Once a cut off of >4 points has been detected the patient needs to undergo more vigorous clinical assessment and a collateral information has to be sought out (interviewing key informants, taking more in-depth his personal history, asking for all medical examinations that have been done so far and also scrutinising the whole medical documentation).

Abbreviated Screening Chart for Bipolar Depression (ASCBPD)
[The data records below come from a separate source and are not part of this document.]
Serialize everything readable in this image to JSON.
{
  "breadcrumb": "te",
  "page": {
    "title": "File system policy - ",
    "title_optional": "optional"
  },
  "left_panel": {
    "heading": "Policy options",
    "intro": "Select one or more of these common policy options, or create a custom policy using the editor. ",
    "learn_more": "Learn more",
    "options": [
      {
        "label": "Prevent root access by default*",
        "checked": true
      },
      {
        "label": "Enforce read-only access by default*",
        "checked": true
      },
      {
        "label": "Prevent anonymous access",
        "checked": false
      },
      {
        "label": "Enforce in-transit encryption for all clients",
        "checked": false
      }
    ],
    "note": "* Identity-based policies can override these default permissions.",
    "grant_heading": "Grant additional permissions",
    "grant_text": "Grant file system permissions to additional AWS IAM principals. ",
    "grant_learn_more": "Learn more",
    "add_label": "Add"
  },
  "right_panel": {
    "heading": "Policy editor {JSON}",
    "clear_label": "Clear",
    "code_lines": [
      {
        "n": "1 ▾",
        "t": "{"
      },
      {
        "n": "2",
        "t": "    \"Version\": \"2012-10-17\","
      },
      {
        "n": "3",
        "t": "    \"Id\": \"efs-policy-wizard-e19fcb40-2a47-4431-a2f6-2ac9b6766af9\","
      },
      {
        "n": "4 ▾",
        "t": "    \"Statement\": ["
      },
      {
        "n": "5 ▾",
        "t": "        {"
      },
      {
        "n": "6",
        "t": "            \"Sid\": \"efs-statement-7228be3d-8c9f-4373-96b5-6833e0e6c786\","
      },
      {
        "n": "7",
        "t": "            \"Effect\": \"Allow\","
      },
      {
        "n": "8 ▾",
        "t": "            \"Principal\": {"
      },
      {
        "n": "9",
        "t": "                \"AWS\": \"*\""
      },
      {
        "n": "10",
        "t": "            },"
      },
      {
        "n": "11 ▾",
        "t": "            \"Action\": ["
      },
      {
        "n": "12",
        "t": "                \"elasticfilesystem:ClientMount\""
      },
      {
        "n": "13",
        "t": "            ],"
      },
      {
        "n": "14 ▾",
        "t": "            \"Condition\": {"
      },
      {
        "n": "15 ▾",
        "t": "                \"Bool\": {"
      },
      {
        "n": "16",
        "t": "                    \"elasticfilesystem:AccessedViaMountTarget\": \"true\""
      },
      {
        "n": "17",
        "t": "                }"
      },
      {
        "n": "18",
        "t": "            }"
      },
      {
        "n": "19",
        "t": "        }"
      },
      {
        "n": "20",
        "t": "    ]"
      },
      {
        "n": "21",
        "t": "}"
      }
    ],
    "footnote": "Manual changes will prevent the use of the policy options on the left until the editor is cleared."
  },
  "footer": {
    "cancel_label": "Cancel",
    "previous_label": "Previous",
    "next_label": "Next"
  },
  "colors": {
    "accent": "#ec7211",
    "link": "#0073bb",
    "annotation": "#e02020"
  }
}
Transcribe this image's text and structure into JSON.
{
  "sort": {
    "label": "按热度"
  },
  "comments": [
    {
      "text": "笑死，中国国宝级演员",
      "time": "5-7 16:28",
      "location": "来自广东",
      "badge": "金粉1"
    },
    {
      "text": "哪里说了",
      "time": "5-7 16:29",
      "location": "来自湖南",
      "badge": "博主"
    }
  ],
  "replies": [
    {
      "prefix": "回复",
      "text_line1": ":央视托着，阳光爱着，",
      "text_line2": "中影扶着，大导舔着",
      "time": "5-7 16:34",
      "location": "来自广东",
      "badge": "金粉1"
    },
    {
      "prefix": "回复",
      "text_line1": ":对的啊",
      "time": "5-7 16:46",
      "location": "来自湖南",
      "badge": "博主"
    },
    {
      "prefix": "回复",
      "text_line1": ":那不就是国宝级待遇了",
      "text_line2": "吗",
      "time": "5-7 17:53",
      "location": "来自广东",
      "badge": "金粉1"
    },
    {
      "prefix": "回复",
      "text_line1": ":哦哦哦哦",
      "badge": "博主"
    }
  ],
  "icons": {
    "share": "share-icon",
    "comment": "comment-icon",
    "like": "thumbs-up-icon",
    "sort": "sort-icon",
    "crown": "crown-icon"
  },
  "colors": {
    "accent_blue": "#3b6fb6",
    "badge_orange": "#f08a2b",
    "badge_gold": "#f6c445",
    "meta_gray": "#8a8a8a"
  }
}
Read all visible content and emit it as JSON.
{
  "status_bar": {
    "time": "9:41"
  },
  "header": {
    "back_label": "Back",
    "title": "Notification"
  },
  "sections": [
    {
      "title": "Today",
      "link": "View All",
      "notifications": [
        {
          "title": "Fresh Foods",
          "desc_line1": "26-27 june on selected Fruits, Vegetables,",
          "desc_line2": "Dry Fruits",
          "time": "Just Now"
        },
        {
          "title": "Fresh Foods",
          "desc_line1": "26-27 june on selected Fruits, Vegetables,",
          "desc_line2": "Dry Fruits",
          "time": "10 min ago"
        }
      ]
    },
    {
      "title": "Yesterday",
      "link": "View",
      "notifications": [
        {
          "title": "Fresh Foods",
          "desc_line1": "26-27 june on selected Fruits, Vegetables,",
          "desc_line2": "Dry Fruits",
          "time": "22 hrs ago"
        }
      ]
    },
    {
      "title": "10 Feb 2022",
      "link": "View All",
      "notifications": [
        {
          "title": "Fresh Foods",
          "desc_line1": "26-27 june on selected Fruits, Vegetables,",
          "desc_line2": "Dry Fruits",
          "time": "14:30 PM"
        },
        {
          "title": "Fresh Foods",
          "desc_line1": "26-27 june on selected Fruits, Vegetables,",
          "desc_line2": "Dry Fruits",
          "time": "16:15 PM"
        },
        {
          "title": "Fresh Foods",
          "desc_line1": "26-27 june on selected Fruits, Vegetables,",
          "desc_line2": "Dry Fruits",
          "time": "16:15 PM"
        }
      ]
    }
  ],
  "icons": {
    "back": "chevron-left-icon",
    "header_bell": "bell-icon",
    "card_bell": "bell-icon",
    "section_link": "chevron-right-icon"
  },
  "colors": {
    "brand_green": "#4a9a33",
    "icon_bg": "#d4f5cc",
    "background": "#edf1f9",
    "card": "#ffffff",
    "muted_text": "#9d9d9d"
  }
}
1) Family history for artistic/accentuated relatives: (relatives with stormy biographies, artistic professions, accentuated personalities, unusual hobbies, generally thrill seekers and hedonists).

No/Yes

2) Hypersensitivity or a Highly Sensitive Person: [(psychological and sensory hypersensitivity)]. Extreme sensitivity to sensory stimulation: touch, sight, hearing, taste, and smell. It can also have a major impact on both emotional and behavioural responses of the individual.

No/Yes

3) Truancy: (frequent absences from school, skipping classes, taking permanent sick days).

No/Yes

4) Physical aggression: (assaults, self-arguments, fights).

No/Yes

5) Alcohol abuse: [(alcohol abuse refers to excessive consumption of alcohol that can create dangerous consequences for the consumer and others)].

No/Yes

6) Evening chronotype: [in addition to the shifts in circadian rhythm, additional features such as brightening of mood and surge of energy in the late evening hours are also included].

No/Yes

7) Frequent job changes: [failure to keep a job; the reasons behind this behaviour should be explored – e.g. not coping with the job (cognitive aspect), or not following the rules of the workplace (behavioural problems) or regular drinking, etc.]

No/Yes

8) Mood alternation: (sudden shift to the opposite affective pole; all questions about frequency and contextual precipitating stimuli such as external circumstances, alcohol or drug abuse should be carefully explored). By definition the mood alternation is independent of all these triggering events and occurs spontaneously.

No/Yes

9) Mood fluctuations: (subjectively or objectively reported mood swings).

No/Yes

10) Impulsivity: (subjectively or objectively reported inability to inhibit the flow of intrusive thoughts or necessity to act immediately under the pressure of circumstances).

No/Yes

11) Staying up late: [(falling asleep in the early hours of the day (burning both sides of the candle) due to evening chronotype)].

No/Yes

12) Irritability: [(patients report feeling annoyed or grumpy or the clinician spots in patient’s behaviour (most often both) temper tantrums, excessive moodiness, sharp remarks and offensive comments)].

No/Yes

13) Emotional reactivity: (this is a relief of a depressed mood in response to actual or potential positive events; at the same time, it could also be manifested by overreacting with despair to some minor negative events).

No/Yes

14) Increased verbal output: (perceptible increase in rate or quantity of speech or pressure of speech).

No/Yes

15) Motor agitation: (subjectively reported or observed increased motor activity).

No/Yes

Cut-offs:

(0 ÷ 4) diagnosis of UPD

(>4) diagnosis of BPD

Conflicts of Interest

The author declares that the research was conducted in the absence of any commercial or financial relationships that could be construed as a potential conflict of interest.